Tsukiye Muriel Kitagawa (née Fujiwara), écrivaine, activiste politique (née le 3 avril 1912 à Vancouver, en Colombie-Britannique; décédée le 27 mars 1974 à Toronto, en Ontario). Dans les années 1930 et 1940, Muriel Kitagawa a été rédactrice et collaboratrice pour The New Age, The New Canadian et Nisei Affairs, des journaux fondés par d’autres Canadiens d’origine japonaise de deuxième génération afin de militer pour les droits politiques de leur communauté. Elle était surtout connue pour les lettres envoyées en 1941-1942 à son frère, Mitsumori Wesley « Wes » Fujiwara, dans lesquelles on pouvait lire ses observations sur la réalité de la communauté japonaise à Vancouver dans les mois suivant l’attaque du Japon sur Pearl Harbor (en décembre 1941). Les lettres relataient également l’adoption graduelle de mesures gouvernementales visant le retrait forcé de la communauté établie sur la côte (voir Loi sur les mesures de guerre; Internement des Canadiens d’origine japonaise). Ses lettres ont été publiées à titre posthume en 1985, dans le recueil intitulé This is My Own: Letters to Wes & Other Writings on Japanese Canadians, 1941-1948. Les textes de Muriel Kitagawa s’avèrent une source importante pour le mouvement pour un redressement des Canadiens d’origine japonaise.

Muriel Kitagawa à la plage, à Vancouver, en Colombie-Britannique, vers 1930.

1912-1930 : jeunesse et éducation

Muriel Kitagawa est l’aînée de Tsuru (née Toyofuku) et d’Asajiro Fujiwara, des immigrants japonais (voir Immigration au Canada; Canadiens d’origine japonaise). Dès son jeune âge, elle est consciente du fait que le racisme la réduit, aux yeux des autres, à un « spécimen du péril jaune ». (Voir aussi Racisme anti-asiatique au Canada.) Muriel Fujiwara, dont la famille vit dans une pauvreté extrême, déménage souvent pendant son enfance. Ses parents, à la recherche d’emplois stables, en viennent parfois même à vivre séparément de leurs enfants. En 1924, alors que Muriel vit avec sa mère et ses frères et sœurs à New Westminster, en Colombie-Britannique, son père étudie la dentisterie en Oregon. Il s’installe plus tard à Vancouver pour y ouvrir une clinique.

À New Westminster, Muriel Kitagawa fréquente l’école secondaire Duke of Connaught, où elle obtient d’excellentes notes, surtout en anglais, en langues et en histoire. Elle termine ses études en 1929, avec le titre de deuxième de classe. La jeune adulte s’inscrit ensuite à l’Université de Colombie-Britannique, qu’elle fréquente pendant un an avant d’abandonner son parcours scolaire pour des raisons économiques.

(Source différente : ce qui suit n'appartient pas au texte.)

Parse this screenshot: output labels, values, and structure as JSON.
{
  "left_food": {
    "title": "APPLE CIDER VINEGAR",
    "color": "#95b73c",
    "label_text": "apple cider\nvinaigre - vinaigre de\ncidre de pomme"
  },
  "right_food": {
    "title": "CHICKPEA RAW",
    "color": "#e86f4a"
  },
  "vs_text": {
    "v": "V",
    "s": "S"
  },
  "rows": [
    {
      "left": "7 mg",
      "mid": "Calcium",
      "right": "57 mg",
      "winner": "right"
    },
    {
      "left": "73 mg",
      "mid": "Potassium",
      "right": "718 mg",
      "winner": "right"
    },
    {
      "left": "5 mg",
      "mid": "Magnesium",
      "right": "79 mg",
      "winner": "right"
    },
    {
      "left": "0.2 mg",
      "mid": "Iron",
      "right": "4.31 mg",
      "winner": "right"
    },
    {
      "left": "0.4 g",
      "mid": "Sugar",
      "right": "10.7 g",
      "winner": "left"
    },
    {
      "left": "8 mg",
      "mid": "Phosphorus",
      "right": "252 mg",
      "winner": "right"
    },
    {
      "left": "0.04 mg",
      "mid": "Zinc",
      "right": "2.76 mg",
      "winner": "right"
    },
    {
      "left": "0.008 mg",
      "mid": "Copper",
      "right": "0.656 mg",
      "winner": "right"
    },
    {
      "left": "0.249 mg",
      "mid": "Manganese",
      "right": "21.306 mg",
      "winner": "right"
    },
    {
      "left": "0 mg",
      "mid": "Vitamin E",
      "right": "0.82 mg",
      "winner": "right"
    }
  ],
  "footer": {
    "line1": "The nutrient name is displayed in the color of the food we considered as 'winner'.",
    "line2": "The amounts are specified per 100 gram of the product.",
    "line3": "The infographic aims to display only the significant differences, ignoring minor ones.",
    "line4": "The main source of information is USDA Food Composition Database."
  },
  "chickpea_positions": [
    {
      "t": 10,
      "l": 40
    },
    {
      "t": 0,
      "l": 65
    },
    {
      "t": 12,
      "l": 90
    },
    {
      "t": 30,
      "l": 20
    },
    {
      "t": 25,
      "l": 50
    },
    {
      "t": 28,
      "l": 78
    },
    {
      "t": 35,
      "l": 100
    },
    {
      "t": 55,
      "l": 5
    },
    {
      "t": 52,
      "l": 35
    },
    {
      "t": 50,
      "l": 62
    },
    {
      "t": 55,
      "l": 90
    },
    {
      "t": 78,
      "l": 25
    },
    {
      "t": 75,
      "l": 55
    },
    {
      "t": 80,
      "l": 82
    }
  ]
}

1930-1941 : activisme politique et mariage – The New Age et The New Canadian

Les talents d’écrivaine de Muriel Kitagawa deviennent pour elle un outil important pour s’impliquer dans la communauté nippo-canadienne, et plus précisément pour militer pour ses pairs de la « deuxième génération », communément appelés Nisei. Aussi appelés « Japonais nés au Canada », les Nisei sont les personnes nées au Canada de parents japonais ayant immigré au pays (voir Immigration au Canada). Bien qu’ils soient légalement Canadiens, les Nisei n’ont pas le droit de vote en raison de leur race (voir Racisme anti-asiatique au Canada). Puisque bon nombre de professions à l’époque sont réservées par la loi aux personnes pouvant voter, la discrimination politique contribue directement à la discrimination économique. (Voir aussi Préjugés et discrimination au Canada.)

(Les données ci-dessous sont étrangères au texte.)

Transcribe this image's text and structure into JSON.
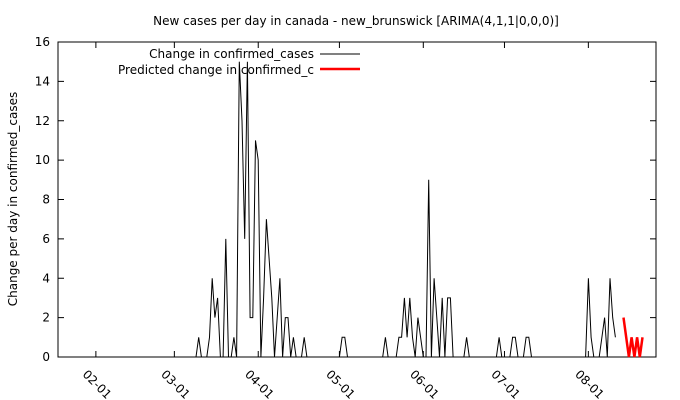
{
  "chart_data": {
    "type": "line",
    "title": "New cases per day in canada - new_brunswick [ARIMA(4,1,1|0,0,0)]",
    "xlabel": "",
    "ylabel": "Change per day in confirmed_cases",
    "xlim": [
      "2020-01-18",
      "2020-08-26"
    ],
    "ylim": [
      0,
      16
    ],
    "y_ticks": [
      "0",
      "2",
      "4",
      "6",
      "8",
      "10",
      "12",
      "14",
      "16"
    ],
    "x_ticks": [
      {
        "date": "2020-02-01",
        "label": "02-01"
      },
      {
        "date": "2020-03-01",
        "label": "03-01"
      },
      {
        "date": "2020-04-01",
        "label": "04-01"
      },
      {
        "date": "2020-05-01",
        "label": "05-01"
      },
      {
        "date": "2020-06-01",
        "label": "06-01"
      },
      {
        "date": "2020-07-01",
        "label": "07-01"
      },
      {
        "date": "2020-08-01",
        "label": "08-01"
      }
    ],
    "grid": false,
    "legend": "top-left",
    "series": [
      {
        "name": "Change in confirmed_cases",
        "color": "#000000",
        "points": [
          [
            "2020-01-25",
            0
          ],
          [
            "2020-03-09",
            0
          ],
          [
            "2020-03-10",
            1
          ],
          [
            "2020-03-11",
            0
          ],
          [
            "2020-03-13",
            0
          ],
          [
            "2020-03-14",
            1
          ],
          [
            "2020-03-15",
            4
          ],
          [
            "2020-03-16",
            2
          ],
          [
            "2020-03-17",
            3
          ],
          [
            "2020-03-18",
            0
          ],
          [
            "2020-03-19",
            0
          ],
          [
            "2020-03-20",
            6
          ],
          [
            "2020-03-21",
            0
          ],
          [
            "2020-03-22",
            0
          ],
          [
            "2020-03-23",
            1
          ],
          [
            "2020-03-24",
            0
          ],
          [
            "2020-03-25",
            15
          ],
          [
            "2020-03-26",
            12
          ],
          [
            "2020-03-27",
            6
          ],
          [
            "2020-03-28",
            15
          ],
          [
            "2020-03-29",
            2
          ],
          [
            "2020-03-30",
            2
          ],
          [
            "2020-03-31",
            11
          ],
          [
            "2020-04-01",
            10
          ],
          [
            "2020-04-02",
            0
          ],
          [
            "2020-04-03",
            3
          ],
          [
            "2020-04-04",
            7
          ],
          [
            "2020-04-05",
            5
          ],
          [
            "2020-04-06",
            3
          ],
          [
            "2020-04-07",
            0
          ],
          [
            "2020-04-08",
            2
          ],
          [
            "2020-04-09",
            4
          ],
          [
            "2020-04-10",
            0
          ],
          [
            "2020-04-11",
            2
          ],
          [
            "2020-04-12",
            2
          ],
          [
            "2020-04-13",
            0
          ],
          [
            "2020-04-14",
            1
          ],
          [
            "2020-04-15",
            0
          ],
          [
            "2020-04-17",
            0
          ],
          [
            "2020-04-18",
            1
          ],
          [
            "2020-04-19",
            0
          ],
          [
            "2020-05-01",
            0
          ],
          [
            "2020-05-02",
            1
          ],
          [
            "2020-05-03",
            1
          ],
          [
            "2020-05-04",
            0
          ],
          [
            "2020-05-17",
            0
          ],
          [
            "2020-05-18",
            1
          ],
          [
            "2020-05-19",
            0
          ],
          [
            "2020-05-22",
            0
          ],
          [
            "2020-05-23",
            1
          ],
          [
            "2020-05-24",
            1
          ],
          [
            "2020-05-25",
            3
          ],
          [
            "2020-05-26",
            1
          ],
          [
            "2020-05-27",
            3
          ],
          [
            "2020-05-28",
            1
          ],
          [
            "2020-05-29",
            0
          ],
          [
            "2020-05-30",
            2
          ],
          [
            "2020-05-31",
            1
          ],
          [
            "2020-06-01",
            0
          ],
          [
            "2020-06-02",
            0
          ],
          [
            "2020-06-03",
            9
          ],
          [
            "2020-06-04",
            0
          ],
          [
            "2020-06-05",
            4
          ],
          [
            "2020-06-06",
            2
          ],
          [
            "2020-06-07",
            0
          ],
          [
            "2020-06-08",
            3
          ],
          [
            "2020-06-09",
            0
          ],
          [
            "2020-06-10",
            3
          ],
          [
            "2020-06-11",
            3
          ],
          [
            "2020-06-12",
            0
          ],
          [
            "2020-06-16",
            0
          ],
          [
            "2020-06-17",
            1
          ],
          [
            "2020-06-18",
            0
          ],
          [
            "2020-06-28",
            0
          ],
          [
            "2020-06-29",
            1
          ],
          [
            "2020-06-30",
            0
          ],
          [
            "2020-07-03",
            0
          ],
          [
            "2020-07-04",
            1
          ],
          [
            "2020-07-05",
            1
          ],
          [
            "2020-07-06",
            0
          ],
          [
            "2020-07-08",
            0
          ],
          [
            "2020-07-09",
            1
          ],
          [
            "2020-07-10",
            1
          ],
          [
            "2020-07-11",
            0
          ],
          [
            "2020-07-31",
            0
          ],
          [
            "2020-08-01",
            4
          ],
          [
            "2020-08-02",
            1
          ],
          [
            "2020-08-03",
            0
          ],
          [
            "2020-08-05",
            0
          ],
          [
            "2020-08-06",
            1
          ],
          [
            "2020-08-07",
            2
          ],
          [
            "2020-08-08",
            0
          ],
          [
            "2020-08-09",
            4
          ],
          [
            "2020-08-10",
            2
          ],
          [
            "2020-08-11",
            1
          ]
        ]
      },
      {
        "name": "Predicted change in confirmed_c",
        "color": "#ff0000",
        "points": [
          [
            "2020-08-14",
            2
          ],
          [
            "2020-08-16",
            0
          ],
          [
            "2020-08-17",
            1
          ],
          [
            "2020-08-18",
            0
          ],
          [
            "2020-08-19",
            1
          ],
          [
            "2020-08-20",
            0
          ],
          [
            "2020-08-21",
            1
          ]
        ]
      }
    ]
  }
}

Au début des années 1930, Muriel Kitagawa devient collaboratrice pour The Young People, le journal de la Société des jeunes de l’Église unie. Elle devient ensuite rédactrice en chef pour The New Age, un journal en langue anglaise fondé pour et par les Nisei. Créé en 1932, The New Age ferme ses portes après seulement un an. Sa vocation est toutefois reprise par The New Canadian en 1938.

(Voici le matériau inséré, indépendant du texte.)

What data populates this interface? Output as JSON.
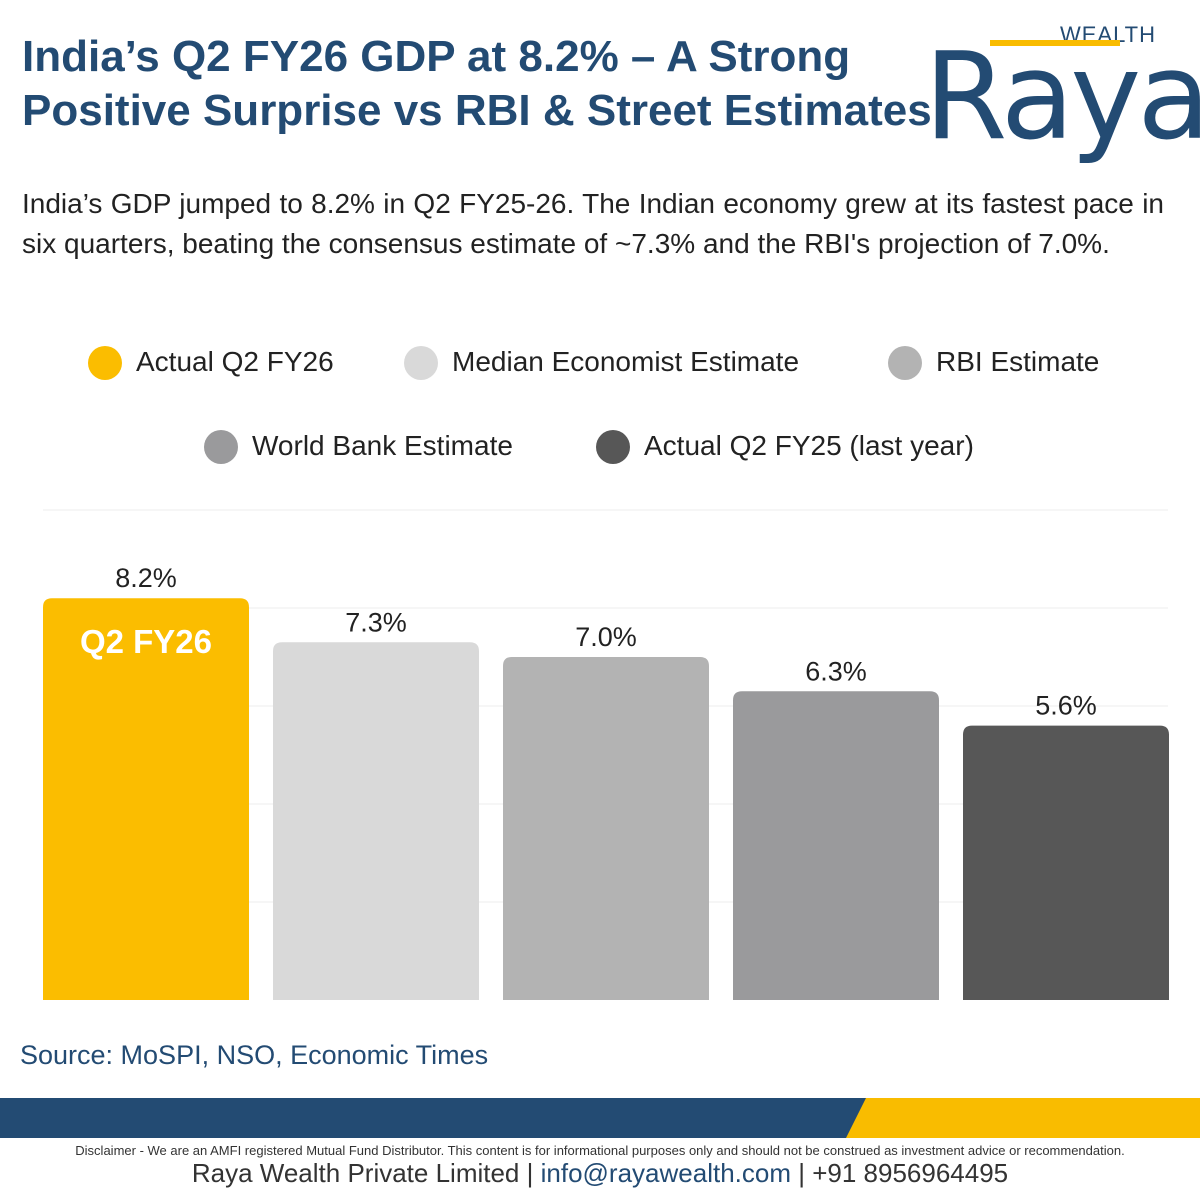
{
  "header": {
    "title_line1": "India’s Q2 FY26 GDP at 8.2% – A Strong",
    "title_line2": "Positive Surprise vs RBI & Street Estimates",
    "logo_top": "WEALTH",
    "logo_word": "Raya"
  },
  "intro": "India’s GDP jumped to 8.2% in Q2 FY25-26. The Indian economy grew at its fastest pace in six quarters, beating the consensus estimate of ~7.3% and the RBI's projection of 7.0%.",
  "colors": {
    "navy": "#234b73",
    "gold": "#f9bc00"
  },
  "chart_data": {
    "type": "bar",
    "categories": [
      "Actual Q2 FY26",
      "Median Economist Estimate",
      "RBI Estimate",
      "World Bank Estimate",
      "Actual Q2 FY25 (last year)"
    ],
    "values": [
      8.2,
      7.3,
      7.0,
      6.3,
      5.6
    ],
    "data_labels": [
      "8.2%",
      "7.3%",
      "7.0%",
      "6.3%",
      "5.6%"
    ],
    "colors": [
      "#fbbd00",
      "#d9d9d9",
      "#b3b3b3",
      "#9a9a9c",
      "#575757"
    ],
    "highlight_label": "Q2 FY26",
    "ylim": [
      0,
      10
    ],
    "grid": true,
    "legend_position": "top",
    "legend": [
      "Actual Q2 FY26",
      "Median Economist Estimate",
      "RBI Estimate",
      "World Bank Estimate",
      "Actual Q2 FY25 (last year)"
    ],
    "title": "",
    "xlabel": "",
    "ylabel": ""
  },
  "source": "Source: MoSPI, NSO, Economic Times",
  "disclaimer": "Disclaimer - We are an AMFI registered Mutual Fund Distributor. This content is for informational purposes only and should not be construed as investment advice or recommendation.",
  "footer": {
    "company": "Raya Wealth Private Limited",
    "separator": " | ",
    "email": "info@rayawealth.com",
    "phone": "+91 8956964495"
  }
}
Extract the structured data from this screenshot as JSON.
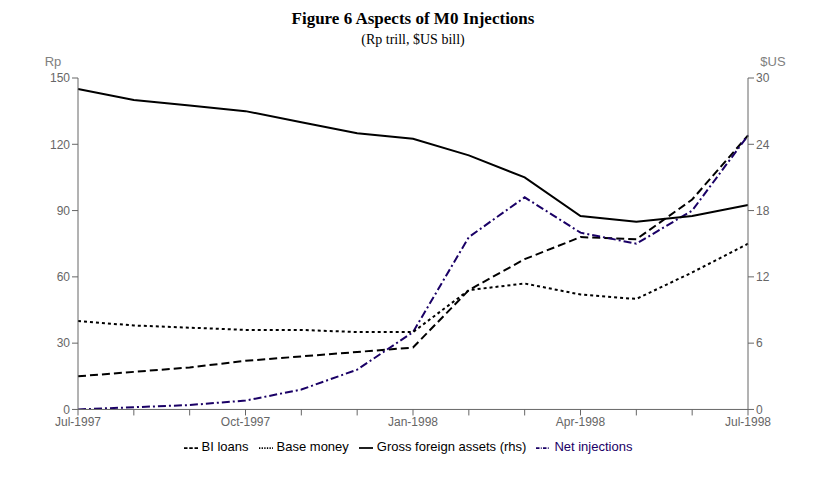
{
  "chart_data": {
    "type": "line",
    "title": "Figure 6 Aspects of M0 Injections",
    "subtitle": "(Rp trill, $US bill)",
    "ylabel": "Rp",
    "y2label": "$US",
    "categories": [
      "Jul-1997",
      null,
      null,
      "Oct-1997",
      null,
      null,
      "Jan-1998",
      null,
      null,
      "Apr-1998",
      null,
      null,
      "Jul-1998"
    ],
    "series": [
      {
        "name": "BI loans",
        "color": "#000000",
        "line_style": "dashed",
        "values": [
          15,
          17,
          19,
          22,
          24,
          26,
          28,
          54,
          68,
          78,
          77,
          95,
          124
        ]
      },
      {
        "name": "Net injections",
        "color": "#1a0066",
        "line_style": "dashdot",
        "values": [
          0,
          1,
          2,
          4,
          9,
          18,
          35,
          78,
          96,
          80,
          75,
          90,
          124
        ]
      },
      {
        "name": "Base money",
        "color": "#000000",
        "line_style": "dotted",
        "values": [
          40,
          38,
          37,
          36,
          36,
          35,
          35,
          54,
          57,
          52,
          50,
          62,
          75
        ]
      },
      {
        "name": "Gross foreign assets (rhs)",
        "color": "#000000",
        "line_style": "solid",
        "axis": "y2",
        "values": [
          29.0,
          28.0,
          27.5,
          27.0,
          26.0,
          25.0,
          24.5,
          23.0,
          21.0,
          17.5,
          17.0,
          17.5,
          18.5
        ]
      }
    ],
    "ylim": [
      0,
      150
    ],
    "yticks": [
      0,
      30,
      60,
      90,
      120,
      150
    ],
    "y2lim": [
      0,
      30
    ],
    "y2ticks": [
      0,
      6,
      12,
      18,
      24,
      30
    ],
    "grid": false,
    "legend": "bottom"
  }
}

Le 20 mai 1933, Muriel Fujiwara épouse Eizaburo « Ed » Kitagawa, un ancien collègue du The New Age. Ed Kitagawa est alors une célébrité dans la communauté japonaise locale, ayant été tour à tour joueur, capitaine puis gérant de l’équipe de baseball de l’Asahi. Il occupe également à l’époque un emploi de bureau à la Banque de Montréal, où il est responsable des clients d’origine japonaise. De 1934 à 1942, à Vancouver, le couple donne naissance à quatre enfants : Shirley, Carolyn (aussi appelée Carol) ainsi que Jon et Ellen, des jumeaux. En 1940, la famille Kitagawa achète sa propre maison dans l’est de Vancouver, au 2751 rue East Pender, ce qui constitue une réussite remarquable parmi leurs pairs.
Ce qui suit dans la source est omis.